A 60-year-old who turns on her core and then adds resistance will be able to train longer and with less risk of injury than a person with a lot going on in the arms and legs (even with resistance added), but very little happening in the core.
Add Standing Balance Moves
As you grow older, you may lose your ability to balance well—which could lead to falls. That’s why you want to incorporate some balancing components into your programs, such as adding a standing balance move to upper-body work. Make sure you choose a stance that is challenging, yet safe. In order of most secure to most challenging stance, options go from
- wide-stance staggered (one foot forward of the other, though not lined up) to
- wide-stance parallel (most common) to
- narrow stance staggered to
- narrow stance parallel (feet and inner thighs touching) to
- feet in one line but not heel to toe (i.e., space between front and back foot) to
- tandem stance (feet lined up one in front of the other, heel to toe (more challenging) to
- one foot resting on top of the other or one leg lifted (most challenging).

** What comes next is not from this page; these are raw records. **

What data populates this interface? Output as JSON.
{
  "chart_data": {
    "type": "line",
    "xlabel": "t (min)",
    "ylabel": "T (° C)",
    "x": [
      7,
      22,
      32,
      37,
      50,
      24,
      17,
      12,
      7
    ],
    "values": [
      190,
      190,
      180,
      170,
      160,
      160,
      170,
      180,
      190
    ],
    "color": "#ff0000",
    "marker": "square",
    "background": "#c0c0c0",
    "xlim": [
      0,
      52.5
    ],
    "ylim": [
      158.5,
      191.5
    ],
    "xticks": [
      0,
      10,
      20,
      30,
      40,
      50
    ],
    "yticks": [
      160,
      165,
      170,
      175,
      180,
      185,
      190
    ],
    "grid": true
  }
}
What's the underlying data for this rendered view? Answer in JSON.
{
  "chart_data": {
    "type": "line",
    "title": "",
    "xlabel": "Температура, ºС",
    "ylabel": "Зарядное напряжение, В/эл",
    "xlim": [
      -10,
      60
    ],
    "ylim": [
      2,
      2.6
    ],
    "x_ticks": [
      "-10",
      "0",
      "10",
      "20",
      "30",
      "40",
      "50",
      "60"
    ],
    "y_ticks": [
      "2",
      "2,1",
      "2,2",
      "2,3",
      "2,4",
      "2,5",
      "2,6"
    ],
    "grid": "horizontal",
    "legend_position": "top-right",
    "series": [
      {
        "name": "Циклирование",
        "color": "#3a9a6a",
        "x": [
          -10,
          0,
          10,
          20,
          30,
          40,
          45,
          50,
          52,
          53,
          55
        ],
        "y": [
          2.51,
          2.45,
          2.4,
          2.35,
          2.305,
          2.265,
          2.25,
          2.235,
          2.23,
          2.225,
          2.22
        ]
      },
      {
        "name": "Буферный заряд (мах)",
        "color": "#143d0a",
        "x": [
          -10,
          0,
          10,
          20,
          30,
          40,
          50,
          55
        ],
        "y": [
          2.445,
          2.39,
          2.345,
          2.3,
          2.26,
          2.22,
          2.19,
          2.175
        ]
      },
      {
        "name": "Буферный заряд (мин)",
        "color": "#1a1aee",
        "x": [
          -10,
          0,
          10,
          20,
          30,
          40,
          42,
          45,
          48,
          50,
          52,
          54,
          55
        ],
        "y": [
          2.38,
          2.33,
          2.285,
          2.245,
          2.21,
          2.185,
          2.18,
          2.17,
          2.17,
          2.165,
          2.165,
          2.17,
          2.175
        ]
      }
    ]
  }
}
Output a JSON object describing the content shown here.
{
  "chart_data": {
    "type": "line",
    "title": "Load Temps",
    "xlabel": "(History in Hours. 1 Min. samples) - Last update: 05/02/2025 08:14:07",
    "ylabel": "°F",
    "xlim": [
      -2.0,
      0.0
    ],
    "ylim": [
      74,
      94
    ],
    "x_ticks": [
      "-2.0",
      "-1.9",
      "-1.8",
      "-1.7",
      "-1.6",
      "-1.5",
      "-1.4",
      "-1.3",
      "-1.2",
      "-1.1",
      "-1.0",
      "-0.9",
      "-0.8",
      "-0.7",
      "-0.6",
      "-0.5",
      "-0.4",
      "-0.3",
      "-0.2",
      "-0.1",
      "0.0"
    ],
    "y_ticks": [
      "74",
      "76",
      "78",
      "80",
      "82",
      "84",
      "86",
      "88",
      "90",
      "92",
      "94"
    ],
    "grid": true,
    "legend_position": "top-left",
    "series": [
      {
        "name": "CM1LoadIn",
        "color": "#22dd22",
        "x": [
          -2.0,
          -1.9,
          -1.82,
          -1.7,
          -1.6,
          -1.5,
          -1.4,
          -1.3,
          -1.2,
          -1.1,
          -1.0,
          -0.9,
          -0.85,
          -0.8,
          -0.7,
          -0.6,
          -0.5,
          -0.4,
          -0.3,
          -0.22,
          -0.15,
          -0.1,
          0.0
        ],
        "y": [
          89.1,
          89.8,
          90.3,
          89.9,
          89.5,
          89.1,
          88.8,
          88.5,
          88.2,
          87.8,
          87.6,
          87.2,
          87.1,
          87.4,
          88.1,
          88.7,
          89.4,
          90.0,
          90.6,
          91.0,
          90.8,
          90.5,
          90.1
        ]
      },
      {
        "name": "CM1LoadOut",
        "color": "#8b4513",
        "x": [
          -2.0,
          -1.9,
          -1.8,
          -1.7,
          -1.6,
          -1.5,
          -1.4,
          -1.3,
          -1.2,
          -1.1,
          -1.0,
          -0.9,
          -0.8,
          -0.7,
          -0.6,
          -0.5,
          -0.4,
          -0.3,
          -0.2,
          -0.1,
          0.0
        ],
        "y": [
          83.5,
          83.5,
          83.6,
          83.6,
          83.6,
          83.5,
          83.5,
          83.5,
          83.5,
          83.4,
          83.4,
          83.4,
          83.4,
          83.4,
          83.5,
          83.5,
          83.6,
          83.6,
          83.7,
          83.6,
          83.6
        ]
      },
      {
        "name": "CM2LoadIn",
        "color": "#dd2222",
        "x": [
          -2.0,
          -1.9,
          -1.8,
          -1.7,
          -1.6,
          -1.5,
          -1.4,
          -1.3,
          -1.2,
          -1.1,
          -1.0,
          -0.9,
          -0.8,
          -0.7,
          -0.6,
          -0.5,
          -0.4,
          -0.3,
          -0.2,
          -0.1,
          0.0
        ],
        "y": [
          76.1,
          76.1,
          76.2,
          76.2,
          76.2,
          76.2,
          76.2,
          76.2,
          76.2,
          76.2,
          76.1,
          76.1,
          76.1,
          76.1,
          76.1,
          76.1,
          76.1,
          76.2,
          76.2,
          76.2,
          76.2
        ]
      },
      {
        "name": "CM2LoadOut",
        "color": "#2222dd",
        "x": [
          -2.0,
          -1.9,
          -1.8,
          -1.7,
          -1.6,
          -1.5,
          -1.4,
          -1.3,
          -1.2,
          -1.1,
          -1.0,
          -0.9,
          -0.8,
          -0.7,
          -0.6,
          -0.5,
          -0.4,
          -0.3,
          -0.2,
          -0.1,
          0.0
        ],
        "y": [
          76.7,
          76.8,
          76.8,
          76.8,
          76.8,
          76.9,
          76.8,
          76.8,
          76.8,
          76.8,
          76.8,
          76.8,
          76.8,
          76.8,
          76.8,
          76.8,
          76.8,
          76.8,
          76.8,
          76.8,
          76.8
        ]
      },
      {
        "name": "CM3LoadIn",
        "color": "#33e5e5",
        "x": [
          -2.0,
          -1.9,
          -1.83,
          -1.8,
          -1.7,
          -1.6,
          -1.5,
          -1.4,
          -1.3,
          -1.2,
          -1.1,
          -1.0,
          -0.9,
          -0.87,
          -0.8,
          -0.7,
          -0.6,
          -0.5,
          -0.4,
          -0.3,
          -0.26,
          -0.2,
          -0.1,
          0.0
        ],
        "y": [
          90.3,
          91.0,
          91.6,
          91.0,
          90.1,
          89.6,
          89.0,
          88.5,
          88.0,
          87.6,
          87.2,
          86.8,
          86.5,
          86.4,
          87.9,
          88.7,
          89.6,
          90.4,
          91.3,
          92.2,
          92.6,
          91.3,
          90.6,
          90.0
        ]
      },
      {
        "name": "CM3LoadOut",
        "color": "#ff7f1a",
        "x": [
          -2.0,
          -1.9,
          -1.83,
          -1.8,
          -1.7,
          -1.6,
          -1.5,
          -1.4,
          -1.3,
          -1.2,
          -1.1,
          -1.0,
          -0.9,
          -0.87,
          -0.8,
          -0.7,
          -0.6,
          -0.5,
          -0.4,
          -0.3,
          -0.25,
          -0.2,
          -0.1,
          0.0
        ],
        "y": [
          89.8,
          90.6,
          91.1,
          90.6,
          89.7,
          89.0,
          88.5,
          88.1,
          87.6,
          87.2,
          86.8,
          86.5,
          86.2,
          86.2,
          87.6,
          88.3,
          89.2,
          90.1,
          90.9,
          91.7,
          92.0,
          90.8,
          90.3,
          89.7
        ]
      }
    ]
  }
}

See also: Fit to Travel: Exercises for Seniors
Updated July 9, 2021
Focus on Physical and Cognitive Function
Choose movements for your clients that mirror real-world biomechanics. If possible, avoid just training single-joint, isolated strength and muscular-endurance training moves, such as calf raises or triceps kickbacks. Instead, select an exercise that lifts a weight left to right with rotation from low to high (floor to overhead), or perform squats that mimic ducking sideways under a rope or bar. Think in terms of adding rotation, level changes (low to high and high to low) or working in opposition.
Did you know that exercise can also enhance cognitive function? When you cross the midline of the body with an arm, a leg or both, for instance, you stimulate the brain and further integrate the left and right hemispheres. For example, instead of doing a squat to a straight-ahead knee lift with a slight hold in the knee-lifted position (balance and strength move), replace the knee lift with one that rotates inward and draws to the opposite elbow.